Si tratta inoltre di un gemmoderivato con azione spiccatamente tonica a livello del sistema nervoso centrale.
Se sotto forma di olio essenziale o di tintura madre il rosmarino può risultare controindicato per chi soffre di pressione alta, come gemmoderivato non presenta lo stesso inconveniente. Resta comunque un rimedio particolarmente consigliabile, per le sue virtù toniche, alle persone che soffrono di ipotensione.
Il Fico

Una importante associazione tra gemmoderivati, indicata da Bortoluzzi, è quella tra rosmarino e fico (Ficus carica).
Questa combinazione permette di ottenere trattamenti completi ed efficaci. Il rosmarino agisce soprattutto a livello del fegato, dei reni e della microcircolazione, mentre il fico svolge la sua azione principalmente a livello dello stomaco, nelle difficoltà digestive, nelle gastriti e nelle ulcere, oltre che sul sistema neurovegetativo.
Si tratta quindi di azioni vantaggiosamente complementari, che interessano più organi e sistemi e riguardano problematiche particolarmente evidenti durante la stagione primaverile.
Sempre a proposito del gemmoderivato di fico, l’assunzione può dare luogo a effetti particolarmente marcati nei soggetti sensibili, proprio per la sua grande efficacia e potenzialità d’azione.

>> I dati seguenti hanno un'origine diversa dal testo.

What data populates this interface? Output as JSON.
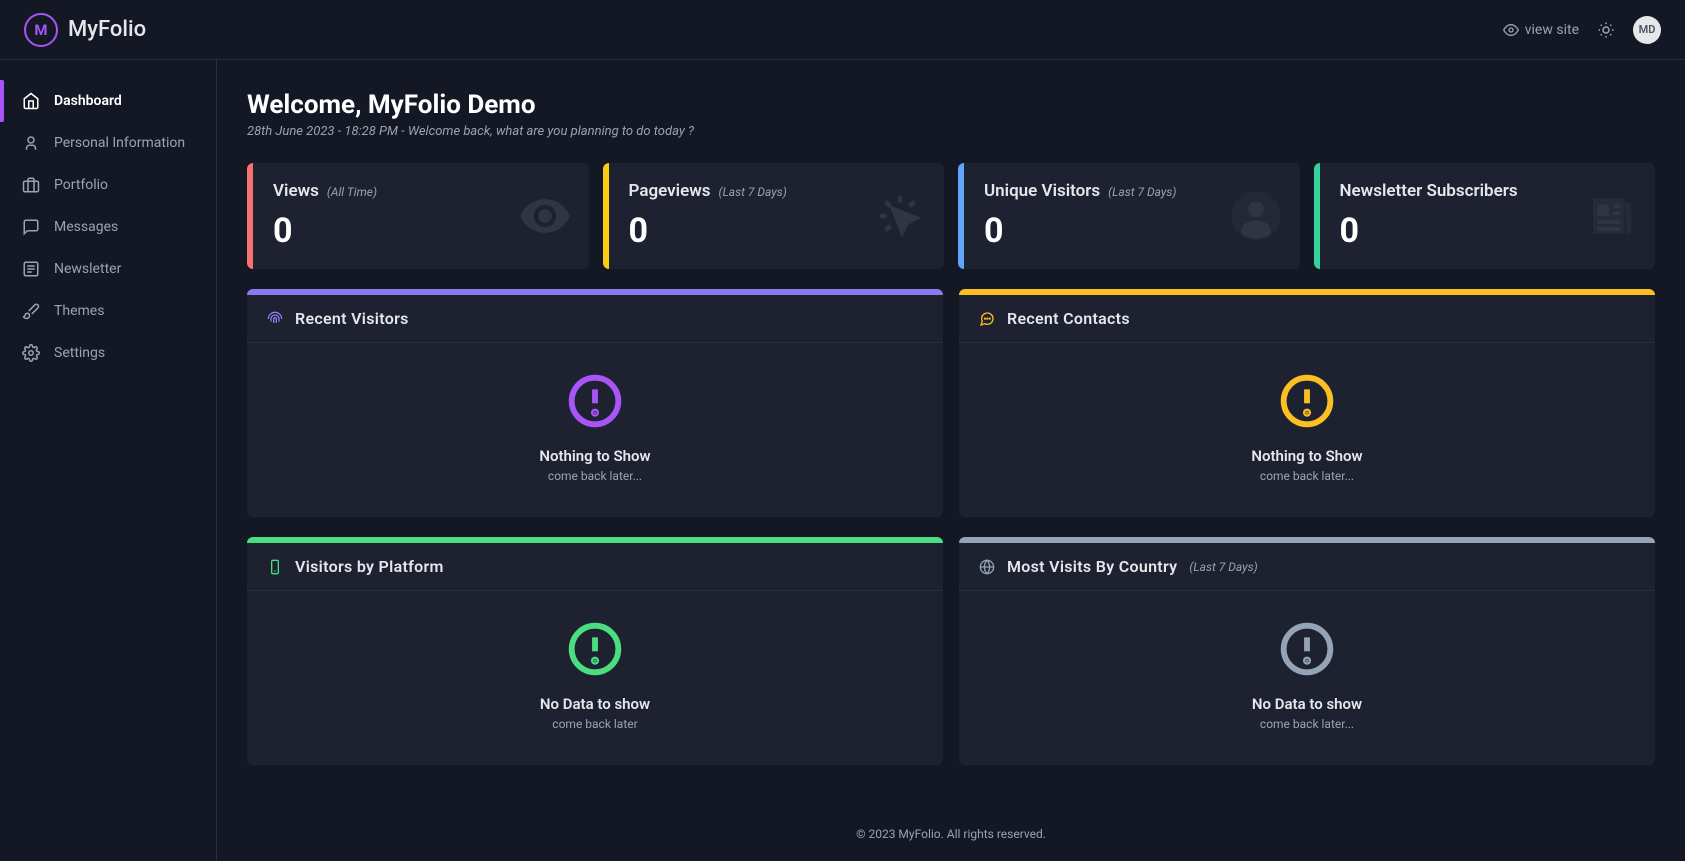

Per questo motivo è indicato un utilizzo oculato ed eventualmente graduale.
L’equilibrio che si crea nella fase di trattamento con fico e rosmarino riflette anche la loro particolare associazione “di terreno”. Si tratta infatti di un albero e di un arbusto, due piante in perfetta armonia ambientale, entrambe tipiche dell’area mediterranea.
Il Faggio

Un’ulteriore azione di drenaggio, in particolare a livello renale, viene svolta dal gemmoderivato di Fagus sylvatica, il faggio.

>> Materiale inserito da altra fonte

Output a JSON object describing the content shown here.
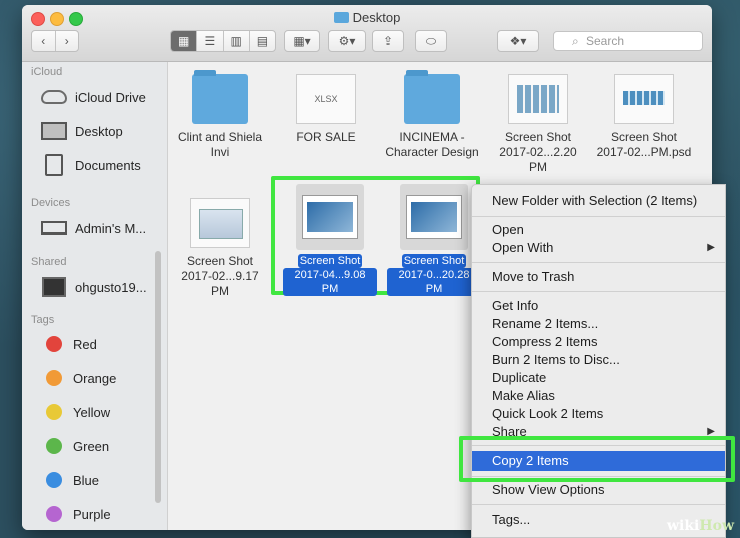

In questo senso, il gemmoderivato di faggio viene indicato nei casi di insufficienza renale, litiasi renali e sovrappeso da ritenzione idrica.
Il faggio si rivela inoltre un gemmoderivato importante nella stagione primaverile, periodo spesso legato alle allergie. Ciò è dovuto alla sua capacità di frenare la produzione di istamina.
Può quindi essere utile in fase allergica acuta, soprattutto in associazione con Ribes nigrum.
In relazione ai fenomeni allergici è possibile richiamare ancora una volta il rosmarino, per le sue potenzialità legate all’organo epatico. Tra chi soffre di allergie, infatti, sono frequenti problematiche a livello del fegato. Il rosmarino, quindi, non è solo un rimedio “del fegato” in senso stretto, ma può essere considerato anche un supporto nei casi di allergia diventata condizione cronica.